Docket No. 2,783.

11 Mich. App. 99 (1968)

160 N.W.2d 602


Michigan Court of Appeals.

Decided April 3, 1968.

Attorney(s) appearing for the Case

Frank J. Kelley, Attorney General, Robert A. Derengoski, Solicitor General, William L. Cahalan, Prosecuting Attorney, Samuel J. Torina, Chief Appellate Lawyer, and Richard J. Padzieski, Assistant Prosecuting Attorney, for the people.

Jeremiah J. Kenney, for defendant.


The defendant, Gordon Strunk, appeals his conviction by a jury of the crime of taking indecent liberties with a child, CLS 1961, § 750.336 (Stat Ann 1954 Rev § 28.568). The defendant's sister's granddaughter, the victim who was five years old at the time of the alleged crime, testified regarding what took place. On this appeal the defendant charges that the trial court erred in failing to properly caution the jury concerning this testimony. The defendant likewise attacks the sufficiency of the evidence sustaining the verdict.

The testimony of a child may be taken. CLS 1961, § 600.2163 (Stat Ann 1962 Rev § 27A.2163). The statute provides that the testimony of a child shall be given such credit as the court or the jury deems is deserves. People v. Minchella (1934), 268 Mich. 123.

The trial judge, regarding the testimony of the witnesses, instructed the jury:

"Now, ladies and gentlemen, you are the sole determiners of the credibility and weight which you will give to each and every witness' testimony. That's the purpose of bringing the witnesses here before you, so that you may see them, observe the demeanor of the witness on the stand, the apparent age of the witness, his apparent intelligence. * * * You size the witness up as it were so that you may give the testimony of each and every witness the weight you think it's entitled to, because the credibility of each and every witness and the weight which you will give to it is a question of fact for you, the jury, and for you alone."

The defendant made no objection to the instruction given, nor did he request from the court, pursuant to GCR 1963, 516.2, any instruction more specifically referring to the age and the testimony of the victim. In fact, immediately after the judge had given his instruction, he asked defendant's counsel if he had anything further to add, to which counsel responded in the negative. The instruction as given adequately advised the jury regarding the testimony of a child. This claim, therefore, has no merit.

Defendant alleges that the evidence is insufficient to sustain the verdict. But in addition to the testimony of the child, there is evidence of injury to the child's genital organs. A review of the record reveals testimony by the child identifying the defendant and further charging him with placing his finger between her legs and into her private parts on September 18, 1965. The record further reveals that the child's mother testified that upon putting the child to bed on the day of the alleged crime, she noticed a red spot about the size of a half dollar in the crotch of the child's panties.
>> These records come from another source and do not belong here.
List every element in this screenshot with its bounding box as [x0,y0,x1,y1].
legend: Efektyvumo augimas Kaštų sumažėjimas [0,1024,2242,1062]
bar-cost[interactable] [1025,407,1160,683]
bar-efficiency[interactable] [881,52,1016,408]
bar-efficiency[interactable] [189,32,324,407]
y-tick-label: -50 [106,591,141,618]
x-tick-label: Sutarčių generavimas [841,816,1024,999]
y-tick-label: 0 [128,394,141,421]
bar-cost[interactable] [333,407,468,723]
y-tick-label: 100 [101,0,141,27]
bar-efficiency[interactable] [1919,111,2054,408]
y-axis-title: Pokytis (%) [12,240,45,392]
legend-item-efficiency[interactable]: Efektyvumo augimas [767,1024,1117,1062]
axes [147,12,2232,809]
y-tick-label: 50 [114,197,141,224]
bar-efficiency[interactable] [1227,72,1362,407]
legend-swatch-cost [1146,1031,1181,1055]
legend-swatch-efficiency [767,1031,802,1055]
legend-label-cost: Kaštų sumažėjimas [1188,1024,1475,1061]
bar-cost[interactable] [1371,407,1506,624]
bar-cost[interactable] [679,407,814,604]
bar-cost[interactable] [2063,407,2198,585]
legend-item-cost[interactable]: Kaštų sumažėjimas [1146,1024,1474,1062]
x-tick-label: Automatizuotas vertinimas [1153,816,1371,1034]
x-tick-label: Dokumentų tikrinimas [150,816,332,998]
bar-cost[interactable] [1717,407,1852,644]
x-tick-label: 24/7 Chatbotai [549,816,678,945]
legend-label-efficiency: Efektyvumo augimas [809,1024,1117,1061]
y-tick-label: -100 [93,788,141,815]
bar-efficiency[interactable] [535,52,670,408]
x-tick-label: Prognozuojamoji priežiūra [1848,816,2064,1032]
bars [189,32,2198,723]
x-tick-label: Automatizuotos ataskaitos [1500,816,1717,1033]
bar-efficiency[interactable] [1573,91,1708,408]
She further testified that later the same night when the child awoke, "she was all swollen and blue in her vagina; and one side of her was swollen quite big and she was real red," and that she complained of pain. The mother further testified that she treated the child by applying Vaseline and a cold cloth. The record contains testimony of Dr. Leroy S. Neumann who examined the child on September 26, 1965. His testimony indicates he examined the child to determine if her hymen had been violated. Although he stated that he could not recall all of the details, he did testify that he advised the parents that there had been some perforation of the hymen. The doctor also testified that he found some irritation in the vaginal vault, a lot of redness, a lot of irritation, a small amount of discharge, and some swelling. The doctor testified that he could not give the reason for the exact cause of his findings. He testified that children do have a tendency to put objects in their vaginas at that age. He also testified that in his medical opinion, it could have been caused by a hand or a finger. His testimony indicated that the condition was chronic and could have been existent for a period of over a week, two weeks, or a month.

The defendant testified and denied all of the acts complained of, although he admitted being in the presence of the child at the time stated in the home of his sister who is the child's grandmother.

Defendant emphasizes certain inconsistencies in the testimony of the victim. She had testified at one point that the incident occurred in the living room; at another time, in the bedroom of the defendant. The prosecutor in his opening remarks indicated that he was going to show it occurred in the basement. The inconsistencies found here do not preclude the jury's finding that the defendant had done the acts alleged. "Bare inconsistencies must be resolved by the trier of the facts. The testimony presented in any case is affected by the credibility of witnesses and such is a matter to be determined by the trier of facts who hears and sees the witnesses and is best able to determine the weight to be accorded the various testimony." People v. Williams (1965), 1 Mich.App. 441, 443. The jury, who saw and heard the victim, believed her testimony and found the defendant guilty of the crime charged.

The evidence supporting the conviction is not against the great weight of the evidence and the conviction must stand.


FITZGERALD and McGREGOR, JJ., concurred.